Machine learning provides the most accurate method for genomic prediction of height

LASSO algorithm using about 20 thousand variants in genome successfully predicted genomic height close to 4 centimeters, after training on 500 thousand genomes database.

Constructed predictor explains 40% of total variability of height. Its correlation with actual height reaches 0,65.

In contrast to common GWAS methods, the study utilizes machine learning algorithm to capture as much as possible variants. As researchers have written:

Recent estimates suggest that common SNPs account for significant heritability of complex traits such as height, heel bone density, and educational attainment (EA).

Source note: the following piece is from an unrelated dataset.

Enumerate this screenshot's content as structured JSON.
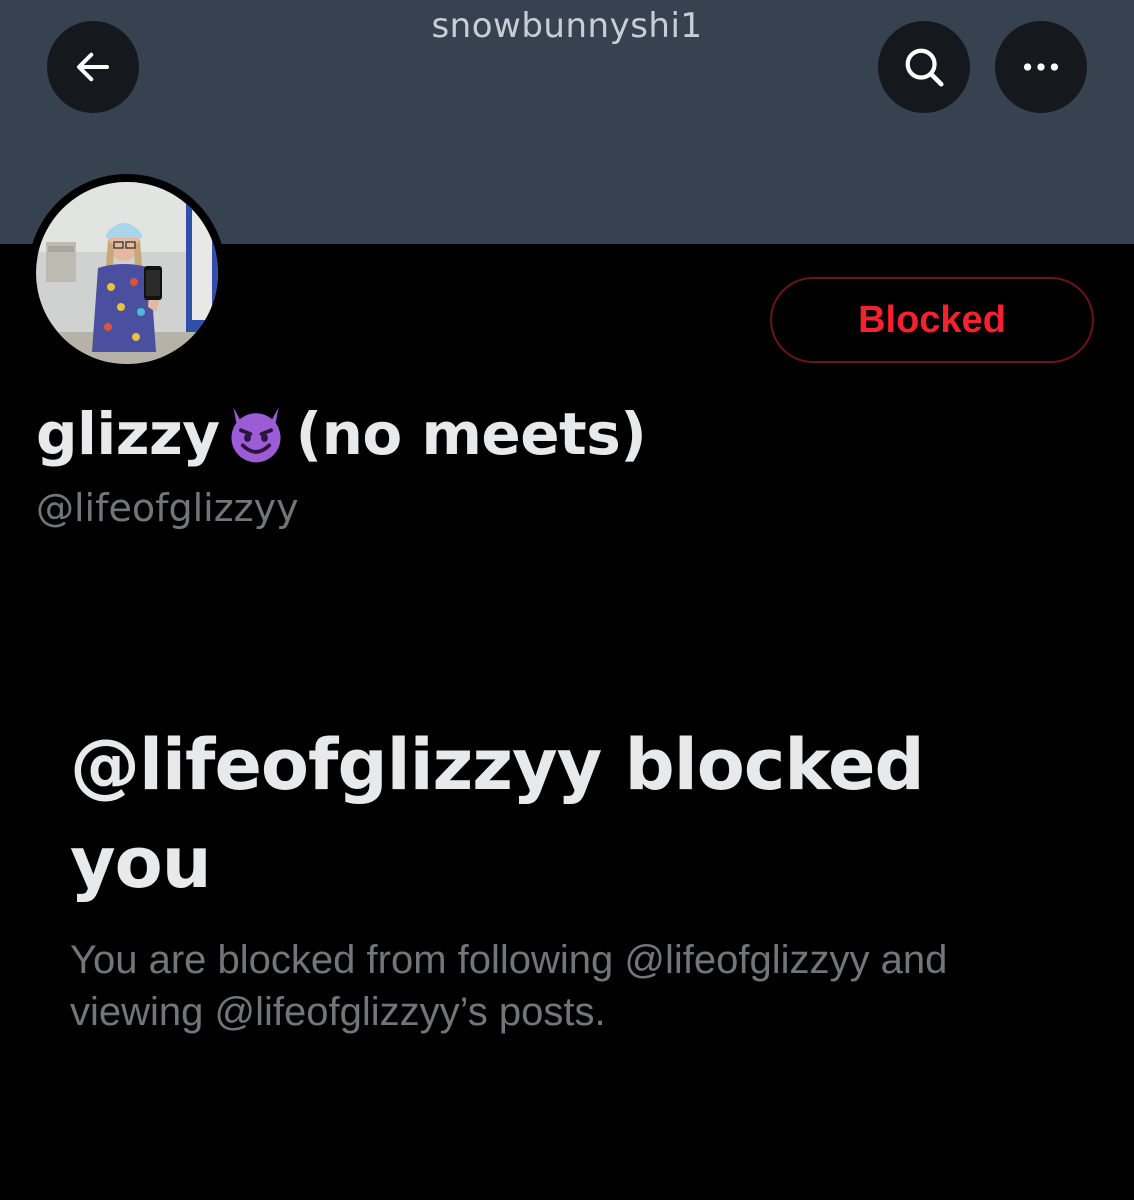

Large genome-wide association studies (GWAS) of these traits have identified many statistically associated SNPs at genome-wide significance. However, the total variance accounted for by these SNPs is still a small fraction of the trait heritability and of the proportion of variance. (…) In the case of height, this gap is largely closed by our results since the squared-correlation captured by our predictor is close to the total estimated common SNP heritability of 0.5.

Out of maximum detected 100 thousand variants, only 20 thousand accounted for accurate prediction. Increase of involved variants to 50 or 100 thousand did not significantly improve results.

The model exceeds all previous approaches to height prediction, including GIANT consortium. However, at the moment the model is not publicly available.

More: “Accurate Genomic Prediction of Human Height”, L. Lello et al., 2018, doi:10.1534/genetics.118.301267.